Worksheets intended to facilitate writing goal statements and plan activities was initiated in year 3 based on feedback from previous years

b

This question was omitted in year three

c

Percent of respondents who answered yes; non-multiple response items

Most APPs applied for advancement for the financial compensation and because they already met the criteria for advancement with their current work and projects. In the first two years, among the most difficult parts of the process were submitting the final evidence electronically and writing SMART goal statements. Additionally, APPs found completing the plan/goals also to be difficult, which might reflect the high level of performance expected for plan completion. Some applicants reported getting conflicting feedback, often between their assigned mentor and the plan reviewers.

Survey respondents offered several areas of constructive feedback. Some found the timing of the program difficult with the initial plan submission due date of December 31. Others found the process of evaluation subjective. The need for community service was also of concern with regards to the value of it as professional advancement and difficulty finding opportunities. Some did not agree with the compensation amount and felt the program activities had to be completed outside of regular work hours.
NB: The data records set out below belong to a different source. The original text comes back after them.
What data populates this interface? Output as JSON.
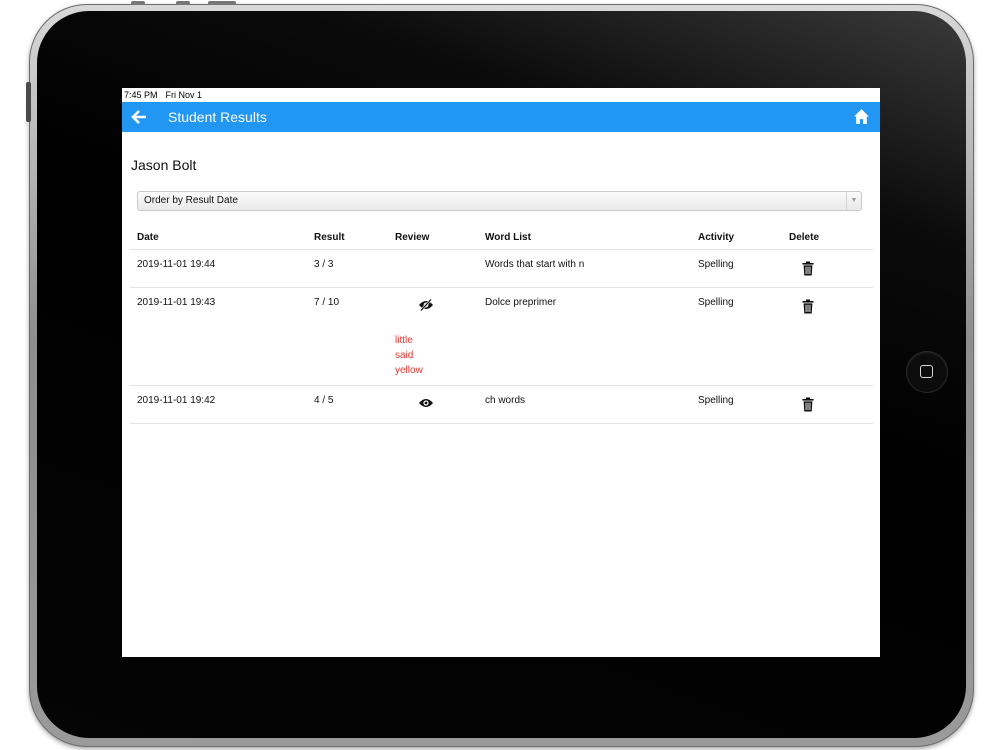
{
  "status_bar": {
    "time": "7:45 PM",
    "date": "Fri Nov 1"
  },
  "nav": {
    "title": "Student Results",
    "bar_color": "#2196f3",
    "back_icon": "arrow-left-icon",
    "home_icon": "home-icon"
  },
  "student": {
    "name": "Jason Bolt"
  },
  "order_select": {
    "selected": "Order by Result Date"
  },
  "table": {
    "headers": {
      "date": "Date",
      "result": "Result",
      "review": "Review",
      "word_list": "Word List",
      "activity": "Activity",
      "delete": "Delete"
    },
    "rows": [
      {
        "date": "2019-11-01 19:44",
        "result": "3 / 3",
        "review_icon": "",
        "missed_words": [],
        "word_list": "Words that start with n",
        "activity": "Spelling"
      },
      {
        "date": "2019-11-01 19:43",
        "result": "7 / 10",
        "review_icon": "eye-slash-icon",
        "missed_words": [
          "little",
          "said",
          "yellow"
        ],
        "word_list": "Dolce preprimer",
        "activity": "Spelling"
      },
      {
        "date": "2019-11-01 19:42",
        "result": "4 / 5",
        "review_icon": "eye-icon",
        "missed_words": [],
        "word_list": "ch words",
        "activity": "Spelling"
      }
    ]
  },
  "colors": {
    "missed_word": "#e53935",
    "accent": "#2196f3"
  }
}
However, despite this feedback, over half of APPs responded that they would apply again, and this percentage has increased each year to 67% at the end of year 3.

Outcomes of the PAM

Despite initial challenges with implementing the PAM, our organization has seen some immediate gains, such as increased APP visibility within the organization as well as externally. More APPs are presenting at APP Grand Rounds, they are publishing more in peer-reviewed journals, and presenting at conferences locally and nationally. For example, we saw a doubling in abstract submission to our regional APP conference from 20 in year one to 45 in year three of the PAM. Our APPs represent us locally, nationally, and internationally serving on committees, boards, and dissemination of their clinical and scholarly work. While the professional advancement program is likely not the sole contributor, there has been a decreasing turnover rate in APPs from 22% before implementation of the PAM to a current turnover rate of 5%. This decrease in turnover has had a significant positive financial impact for our institution, which supports the cost of the APP PAM.

Future Directions

We continue to survey PAM participants annually to evaluate and improve upon the program. When we saw a decline in the number of applicants after year three, we implemented several changes. Starting in year four, the Committee and APP leadership moved the maintenance process to align with the annual professional review process, created a goal/plan worksheet to improve submission quality, and revised standardized scoring system to make the process more objective. This increased the APP success rate from 47% in year 1 to 69% in year 4. We plan to replicate the 2013 survey to examine APP job satisfaction and intent to stay.20 These survey findings will be used to evaluate the PAM program and aspects of the APP workforce at our institution.

Conclusion

Implementing a PAM for APPs recognizes their multi-faceted contributions to professional practice, rewards expertise and adds value to the organization. Improved APP job satisfaction and retention has the ability to positively impact the quality and safety of patient care. Proficient and Expert APPs contribute to successful hospital Magnet and Beacon accreditations - both indications of high-quality patient care. As healthcare systems increasingly rely on APPs to deliver high-quality care, they should consider the mechanisms that support them to advance, such as PAMs, as a means for improved patient and APP workforce outcomes.

Highlights.

  • Traditionally, advanced practice providers (APPs) have been recognized and rewarded based solely on patient care activities

  • Professional advancement models provide a formal way to elevate the role of APPs and reward professional development

  • In implementing professional advancement models, organizations have the opportunity to improve APP job satisfaction and decrease turnover

Funding source:

This research was supported by the National Institute of Nursing Research (T32-NR0714, L. Aiken, Principal Investigator).